Pentecost 22 -2024
Mark 10-35-45
Marian Free
In the name of God whose ways are not our ways and whose thoughts are not our thoughts. Amen.
The Book of Job can be a difficult read but in summary it is a reflection on the limits of human knowledge and how little we know in comparison with all that there is to know. It provides us with a reminder that in this life there are some things that we will never understand, and it confronts our simplistic, pious ways of explaining away trauma and tragedy.
Job has had everything stripped away from him, wealth, family and even health. His well-meaning friends have come to visit and, believing that Job’s current state is a consequence of something he has done, proceed to use their misinformed theology to try to get Job to admit to his fault. Job, convinced that he has done nothing to offend God, maintains his innocence. The discussion goes on and on and on and on.
All this time, God is silently listening and holding God’s tongue. Finally, when God can stand it no more, God interrupts and speaks directly to Job.
This morning’s reading gives us just a taste of God’s speech (which continues for three whole chapters). “Then the LORD answered Job out of the whirlwind:
2 “Who is this that darkens counsel by words without knowledge?
3 Gird up your loins like a man,
I will question you, and you shall declare to me.”
As we read further, we can sense the irony and even the sense of playfulness in God’s words. Take these from chapter 41: “Can you draw out Leviathan with a fishhook,
or press down its tongue with a cord?
2 Can you put a rope in its nose,
or pierce its jaw with a hook?
3 Will it make many supplications to you?
Will it speak soft words to you?”
You can almost hear God smiling. God is using exaggeration and sarcasm to make a point – all human knowledge and wisdom is limited, and the mind of God is ultimately beyond our comprehension.
The comparison of how much we think we know with how little we actually understand provides a useful background to today’s gospel (indeed to much of the gospel story). Over and again, Jesus finds himself in the position of correcting the misunderstandings of his opponents, of enquirers and even of his disciples. The Pharisees think they can trick Jesus with questions such as the one about divorce, the rich young man thought (hoped) that rigid adherence to the law was all that was required for salvation and James and John who thought that Jesus was seeking to take control.
Jesus was so different from what anyone had expected that followers and opponents alike struggled to adjust themselves to reality – even though it was right in front of them. After all that Jesus has said about the last being first, the lowliest being the greatest, In today’s gospel, James and John (believing that Jesus is on the way to Jerusalem to usurp the power of the Romans) have approached Jesus and to ask that they be given places of honour – to the right and to the left of Jesus – when he takes the throne.
Did they not hear what Jesus had just said – that in Jerusalem the Son of Man (Jesus) would be handed over to the chief priests and scribes who would condemn him to death??? Have they not understood anything that Jesus has taught them during his ministry?
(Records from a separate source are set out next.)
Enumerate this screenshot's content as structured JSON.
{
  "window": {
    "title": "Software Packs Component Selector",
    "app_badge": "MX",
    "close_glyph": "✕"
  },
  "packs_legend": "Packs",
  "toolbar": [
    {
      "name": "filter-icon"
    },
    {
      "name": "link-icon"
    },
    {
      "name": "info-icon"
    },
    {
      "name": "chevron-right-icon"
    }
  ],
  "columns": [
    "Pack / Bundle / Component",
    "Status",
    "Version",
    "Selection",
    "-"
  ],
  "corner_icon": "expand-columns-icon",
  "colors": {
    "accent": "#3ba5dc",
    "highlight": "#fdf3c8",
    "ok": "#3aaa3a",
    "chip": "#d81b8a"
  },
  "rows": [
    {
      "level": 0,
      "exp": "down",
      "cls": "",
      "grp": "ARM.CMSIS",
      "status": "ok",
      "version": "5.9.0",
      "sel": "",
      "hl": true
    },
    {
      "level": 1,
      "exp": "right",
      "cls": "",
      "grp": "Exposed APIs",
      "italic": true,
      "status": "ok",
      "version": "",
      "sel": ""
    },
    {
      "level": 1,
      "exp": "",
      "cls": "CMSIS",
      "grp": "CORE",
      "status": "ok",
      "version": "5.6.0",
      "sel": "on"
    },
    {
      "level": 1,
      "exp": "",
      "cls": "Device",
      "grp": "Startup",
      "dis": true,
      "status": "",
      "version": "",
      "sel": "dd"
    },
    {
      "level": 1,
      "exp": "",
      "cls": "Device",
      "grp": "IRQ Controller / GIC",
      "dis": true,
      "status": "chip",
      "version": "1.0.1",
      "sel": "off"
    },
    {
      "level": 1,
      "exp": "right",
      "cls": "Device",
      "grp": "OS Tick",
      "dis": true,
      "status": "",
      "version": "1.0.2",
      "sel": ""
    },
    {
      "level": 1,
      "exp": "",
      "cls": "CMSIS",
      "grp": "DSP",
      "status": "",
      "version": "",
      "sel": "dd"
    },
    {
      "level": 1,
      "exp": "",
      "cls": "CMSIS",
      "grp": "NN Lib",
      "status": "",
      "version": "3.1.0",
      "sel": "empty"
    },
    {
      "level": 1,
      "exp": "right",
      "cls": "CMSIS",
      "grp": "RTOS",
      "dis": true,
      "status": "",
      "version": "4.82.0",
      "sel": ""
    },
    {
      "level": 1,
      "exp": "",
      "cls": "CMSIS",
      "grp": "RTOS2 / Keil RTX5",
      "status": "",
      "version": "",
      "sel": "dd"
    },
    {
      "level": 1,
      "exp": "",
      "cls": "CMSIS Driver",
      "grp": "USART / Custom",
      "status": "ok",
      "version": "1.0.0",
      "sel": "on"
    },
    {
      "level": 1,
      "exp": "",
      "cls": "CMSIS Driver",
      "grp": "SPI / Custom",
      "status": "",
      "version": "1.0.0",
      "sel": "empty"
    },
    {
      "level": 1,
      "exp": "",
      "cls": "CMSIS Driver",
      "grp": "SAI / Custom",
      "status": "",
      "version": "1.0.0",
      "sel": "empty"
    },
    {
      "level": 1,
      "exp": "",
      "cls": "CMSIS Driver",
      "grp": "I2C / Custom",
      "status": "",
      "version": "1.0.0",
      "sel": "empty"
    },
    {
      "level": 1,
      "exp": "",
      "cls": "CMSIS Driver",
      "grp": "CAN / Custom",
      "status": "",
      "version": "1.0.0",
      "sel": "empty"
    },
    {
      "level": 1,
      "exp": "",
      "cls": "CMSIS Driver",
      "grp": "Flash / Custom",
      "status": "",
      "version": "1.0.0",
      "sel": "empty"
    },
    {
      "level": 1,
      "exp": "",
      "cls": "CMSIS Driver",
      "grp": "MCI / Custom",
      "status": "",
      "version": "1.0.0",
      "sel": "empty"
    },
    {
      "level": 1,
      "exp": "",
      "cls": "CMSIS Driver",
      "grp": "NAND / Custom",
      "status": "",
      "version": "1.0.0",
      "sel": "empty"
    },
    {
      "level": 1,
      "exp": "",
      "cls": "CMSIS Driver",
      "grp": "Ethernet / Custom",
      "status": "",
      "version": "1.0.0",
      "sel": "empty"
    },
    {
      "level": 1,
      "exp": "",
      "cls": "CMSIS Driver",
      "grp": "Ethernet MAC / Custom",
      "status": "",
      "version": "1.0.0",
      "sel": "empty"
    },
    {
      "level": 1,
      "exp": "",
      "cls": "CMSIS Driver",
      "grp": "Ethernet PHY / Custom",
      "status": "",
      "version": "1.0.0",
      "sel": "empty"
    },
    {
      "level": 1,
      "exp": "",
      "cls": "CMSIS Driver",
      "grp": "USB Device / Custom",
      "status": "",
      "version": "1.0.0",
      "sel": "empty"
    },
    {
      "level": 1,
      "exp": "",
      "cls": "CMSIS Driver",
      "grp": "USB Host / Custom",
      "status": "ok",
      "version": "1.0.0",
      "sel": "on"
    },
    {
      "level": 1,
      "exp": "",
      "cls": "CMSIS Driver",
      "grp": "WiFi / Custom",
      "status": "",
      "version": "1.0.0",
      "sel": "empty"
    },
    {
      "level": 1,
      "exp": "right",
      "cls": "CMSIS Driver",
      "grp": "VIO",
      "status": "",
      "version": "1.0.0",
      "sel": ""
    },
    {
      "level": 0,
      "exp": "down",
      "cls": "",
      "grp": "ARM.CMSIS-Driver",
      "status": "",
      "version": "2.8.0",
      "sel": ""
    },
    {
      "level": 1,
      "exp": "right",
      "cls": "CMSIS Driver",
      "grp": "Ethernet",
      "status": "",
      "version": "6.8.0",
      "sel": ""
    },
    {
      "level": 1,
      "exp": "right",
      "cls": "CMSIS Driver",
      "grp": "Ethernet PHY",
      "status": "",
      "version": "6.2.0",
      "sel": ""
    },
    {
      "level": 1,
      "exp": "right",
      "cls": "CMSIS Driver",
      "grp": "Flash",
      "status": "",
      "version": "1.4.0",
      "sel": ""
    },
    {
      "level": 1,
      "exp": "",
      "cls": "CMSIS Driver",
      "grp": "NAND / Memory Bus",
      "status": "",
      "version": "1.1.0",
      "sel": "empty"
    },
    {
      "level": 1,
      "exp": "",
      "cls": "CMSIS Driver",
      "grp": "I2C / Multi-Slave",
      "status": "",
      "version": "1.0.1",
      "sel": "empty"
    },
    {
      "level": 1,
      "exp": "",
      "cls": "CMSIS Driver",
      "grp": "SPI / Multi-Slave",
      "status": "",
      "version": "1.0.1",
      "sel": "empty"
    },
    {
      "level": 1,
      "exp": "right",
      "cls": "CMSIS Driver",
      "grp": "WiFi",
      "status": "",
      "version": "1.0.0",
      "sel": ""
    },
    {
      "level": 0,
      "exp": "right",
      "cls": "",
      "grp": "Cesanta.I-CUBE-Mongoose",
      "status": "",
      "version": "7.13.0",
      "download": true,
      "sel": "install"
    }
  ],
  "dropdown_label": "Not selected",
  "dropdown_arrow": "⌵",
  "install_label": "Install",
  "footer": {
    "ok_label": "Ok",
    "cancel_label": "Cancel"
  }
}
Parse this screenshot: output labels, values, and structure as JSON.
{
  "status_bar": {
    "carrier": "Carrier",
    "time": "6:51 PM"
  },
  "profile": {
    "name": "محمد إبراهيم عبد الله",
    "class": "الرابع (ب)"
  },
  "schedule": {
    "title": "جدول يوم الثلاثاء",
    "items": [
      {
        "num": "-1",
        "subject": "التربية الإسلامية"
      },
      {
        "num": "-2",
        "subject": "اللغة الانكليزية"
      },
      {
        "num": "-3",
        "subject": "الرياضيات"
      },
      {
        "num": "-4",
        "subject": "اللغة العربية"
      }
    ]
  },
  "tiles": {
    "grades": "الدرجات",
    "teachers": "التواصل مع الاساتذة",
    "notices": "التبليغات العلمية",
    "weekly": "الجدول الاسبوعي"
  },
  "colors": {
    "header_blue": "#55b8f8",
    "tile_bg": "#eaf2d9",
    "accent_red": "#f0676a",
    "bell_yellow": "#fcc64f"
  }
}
Remember these are not just any followers. James and John are part of Jesus’ inner circle. They are not only among the twelve disciples, they, with Peter are the ones to whom Jesus entrusted the experience of the Transfiguration, they with Peter, will be invited to pray with Jesus in Gethsemane, and yet they don’t get it. No matter what Jesus says, no matter how little he conforms to their idea of a Saviour they simply cannot change their preconception that God would send a triumphant saviour – not a suffering servant.
Jesus confounded and continues to confound all expectations. He was not a king. He was not a warrior. He was not a priest. Jesus did not build an army. He did not take on the might of Rome. He did not restore the historic priesthood. There was no existing model of a Saviour that matched the reality that was Jesus. And because Jesus did not conform his followers, even his inner circle could not grasp what he was really about. However hard Jesus tried to confront the preconceptions of his disciples, they kept trying to impose their presumptions on him, they kept trying to make him fit the mould they had in their heads.
The problem was and is that Jesus just won’t fit. His life and death defied all previous expectations. Jesus’ birth, his life and his death were the polar opposite of what the people of Israel were looking for. His very existence, instead of being comforting and assuring, instead of. shoring up the hopes of the people, was destabilising and disquieting.
In his person, Jesus is an illustration of the point made by God’s response to Job. By turning everything. Upside down, Jesus demonstrates in his own person that God cannot be defined or limited as is ultimately beyond our understanding.
Over and over again the disciples tried to make Jesus fit their expectations, much as Job’s friends tried to get Job to agree to their understanding of his suffering. The problem is that Jesus doesn’t not fit. Jesus unsettles and challenges pre-existing ideas and confronts the limits of our knowledge in the hope that our hearts and minds might be set free from what we think we know and that we might find the courage to enter into the emptiness of unknowing.
The spiritual journey, as the disciples discover time and again, is a process of unlearning and unknowing what we thought we knew so that in the end it is our unknowing not our knowing that will lead us into the heart of God.